The QCGN's objectives in this discussion are not only to offer suggestions on how to make the act work more efficiently and effectively but to seize this opportunity to strengthen the language rights of Canadians. As I said in my opening statement, we firmly believe that Canada's English and French linguistic minority communities are in this together, and in that spirit we outline the following three goals:
With regard to part V, on language of work, this section of the act starts out well:
English and French are the languages of work in all federal institutions, and officers and employees of all federal institutions have the right to use either official language.
but it then goes on to severely limit these rights, based on geography. Technology has made geography, in terms of work, largely obsolete. Moreover, locating national institutional headquarters outside of the national capital region often results in the absurd situation of imposing on offices obligations for bilingual services to the public, due to the nature of their service, without the workers in those offices having the right to work in their official language.
In terms of employee relations, every federal civil servant must have the right to use the official language of his or her choice, and the right to learn his or her second language.

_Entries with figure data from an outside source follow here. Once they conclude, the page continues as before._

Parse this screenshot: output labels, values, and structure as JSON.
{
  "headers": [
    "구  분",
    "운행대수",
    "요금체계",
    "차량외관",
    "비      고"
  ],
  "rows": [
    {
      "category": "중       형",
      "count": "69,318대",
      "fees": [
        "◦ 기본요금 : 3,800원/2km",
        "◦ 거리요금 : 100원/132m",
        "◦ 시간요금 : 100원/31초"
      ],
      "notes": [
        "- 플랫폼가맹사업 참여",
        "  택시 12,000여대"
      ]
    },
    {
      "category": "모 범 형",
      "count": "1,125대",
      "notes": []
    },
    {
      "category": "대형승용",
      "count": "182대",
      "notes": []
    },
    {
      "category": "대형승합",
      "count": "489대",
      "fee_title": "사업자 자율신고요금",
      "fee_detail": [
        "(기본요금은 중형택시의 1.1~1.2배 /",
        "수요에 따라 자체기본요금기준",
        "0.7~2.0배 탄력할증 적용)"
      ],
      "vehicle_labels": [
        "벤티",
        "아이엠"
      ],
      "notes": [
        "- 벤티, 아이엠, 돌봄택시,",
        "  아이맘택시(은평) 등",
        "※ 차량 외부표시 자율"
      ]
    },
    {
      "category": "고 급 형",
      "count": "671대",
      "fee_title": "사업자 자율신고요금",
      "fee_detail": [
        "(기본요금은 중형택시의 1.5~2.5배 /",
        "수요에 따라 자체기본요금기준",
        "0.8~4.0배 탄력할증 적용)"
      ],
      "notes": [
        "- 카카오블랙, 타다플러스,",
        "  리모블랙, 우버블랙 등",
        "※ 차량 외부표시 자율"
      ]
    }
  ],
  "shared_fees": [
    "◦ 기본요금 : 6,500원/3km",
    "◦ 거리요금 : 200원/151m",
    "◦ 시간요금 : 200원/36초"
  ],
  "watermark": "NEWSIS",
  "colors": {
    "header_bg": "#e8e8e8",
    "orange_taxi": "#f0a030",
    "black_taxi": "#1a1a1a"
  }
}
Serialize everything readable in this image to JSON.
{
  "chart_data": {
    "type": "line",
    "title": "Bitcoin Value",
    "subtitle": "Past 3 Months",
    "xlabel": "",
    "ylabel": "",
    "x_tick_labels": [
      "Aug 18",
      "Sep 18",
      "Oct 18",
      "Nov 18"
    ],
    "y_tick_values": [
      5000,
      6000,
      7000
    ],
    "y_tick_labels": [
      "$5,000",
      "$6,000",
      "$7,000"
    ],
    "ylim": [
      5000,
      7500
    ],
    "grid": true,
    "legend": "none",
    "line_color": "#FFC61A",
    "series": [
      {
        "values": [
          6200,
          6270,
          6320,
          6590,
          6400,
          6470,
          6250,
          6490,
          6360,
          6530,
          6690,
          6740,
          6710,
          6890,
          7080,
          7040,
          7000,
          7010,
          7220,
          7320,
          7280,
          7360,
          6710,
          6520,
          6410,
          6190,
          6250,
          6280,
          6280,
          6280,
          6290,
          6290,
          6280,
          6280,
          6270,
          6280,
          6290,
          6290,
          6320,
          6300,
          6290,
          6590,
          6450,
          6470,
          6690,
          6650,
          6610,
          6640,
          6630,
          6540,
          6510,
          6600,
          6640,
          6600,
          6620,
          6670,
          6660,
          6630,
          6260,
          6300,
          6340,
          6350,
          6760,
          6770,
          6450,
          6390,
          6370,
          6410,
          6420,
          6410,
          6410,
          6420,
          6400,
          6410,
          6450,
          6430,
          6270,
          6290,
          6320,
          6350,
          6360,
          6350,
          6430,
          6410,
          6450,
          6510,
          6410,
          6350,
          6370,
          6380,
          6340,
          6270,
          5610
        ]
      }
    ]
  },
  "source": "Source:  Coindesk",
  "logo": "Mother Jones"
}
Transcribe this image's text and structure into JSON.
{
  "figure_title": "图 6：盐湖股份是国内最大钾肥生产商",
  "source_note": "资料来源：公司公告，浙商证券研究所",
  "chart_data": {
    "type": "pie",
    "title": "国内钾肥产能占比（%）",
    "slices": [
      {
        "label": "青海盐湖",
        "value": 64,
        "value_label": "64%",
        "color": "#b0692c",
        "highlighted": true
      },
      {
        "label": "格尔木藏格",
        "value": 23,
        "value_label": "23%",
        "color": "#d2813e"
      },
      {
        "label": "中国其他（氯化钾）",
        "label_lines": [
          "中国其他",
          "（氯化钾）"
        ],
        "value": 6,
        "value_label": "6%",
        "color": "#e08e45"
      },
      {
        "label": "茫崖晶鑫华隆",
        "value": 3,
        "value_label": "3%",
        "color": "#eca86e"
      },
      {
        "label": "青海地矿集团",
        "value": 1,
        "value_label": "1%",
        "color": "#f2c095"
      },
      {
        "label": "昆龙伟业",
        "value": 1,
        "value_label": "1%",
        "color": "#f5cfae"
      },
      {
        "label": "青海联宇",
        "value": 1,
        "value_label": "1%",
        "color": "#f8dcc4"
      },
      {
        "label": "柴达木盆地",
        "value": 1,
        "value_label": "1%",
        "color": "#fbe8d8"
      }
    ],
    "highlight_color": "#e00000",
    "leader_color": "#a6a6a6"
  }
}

Part III of the act already provides a number of obligations for federal courts and tribunals regarding the administration of justice. These obligations should remain, and should be enhanced in an important way. Judges of the Supreme Court should be able to understand the official languages chosen by the parties, without the assistance of an interpreter.
Further, the act should create a federal obligation under part VII to encourage and assist provincial governments to ensure that access to the entire justice system is available in both official languages. A bilingual judge is of little use if the clerk cannot work in the minority language, and other court functions are not available.
Parts IV, V and VI of the act should be applicable to all federally regulated private enterprises. The only private businesses in Quebec that are not subject to the Charte de la langue française are federally regulated businesses and undertakings such as chartered banks, telecommunications companies and transportation companies.
Proposals to extend the application of the the Charte de la langue française to these entities would not only be constitutionally incoherent but would have the effect of territorializing constitutional language rights, which would pose an unacceptable threat to French and English linguistic minority communities across the country.
Extending the Official Languages Act, on the other hand, to federally regulated businesses and undertakings would not only fix a mischief in the law that exists in Quebec, it would ensure that these businesses experience the economic benefits of working in Canada's two languages across the country, and create language rights under the act for thousands of workers within federally regulated businesses across the country.
It would also provide a right to work and a right to service in the minority language from federally regulated businesses in every province. Therefore, it would be a win for both French and English minorities, and for the French and English majority populations across the country.
Thank you very much, and we look forward to your questions.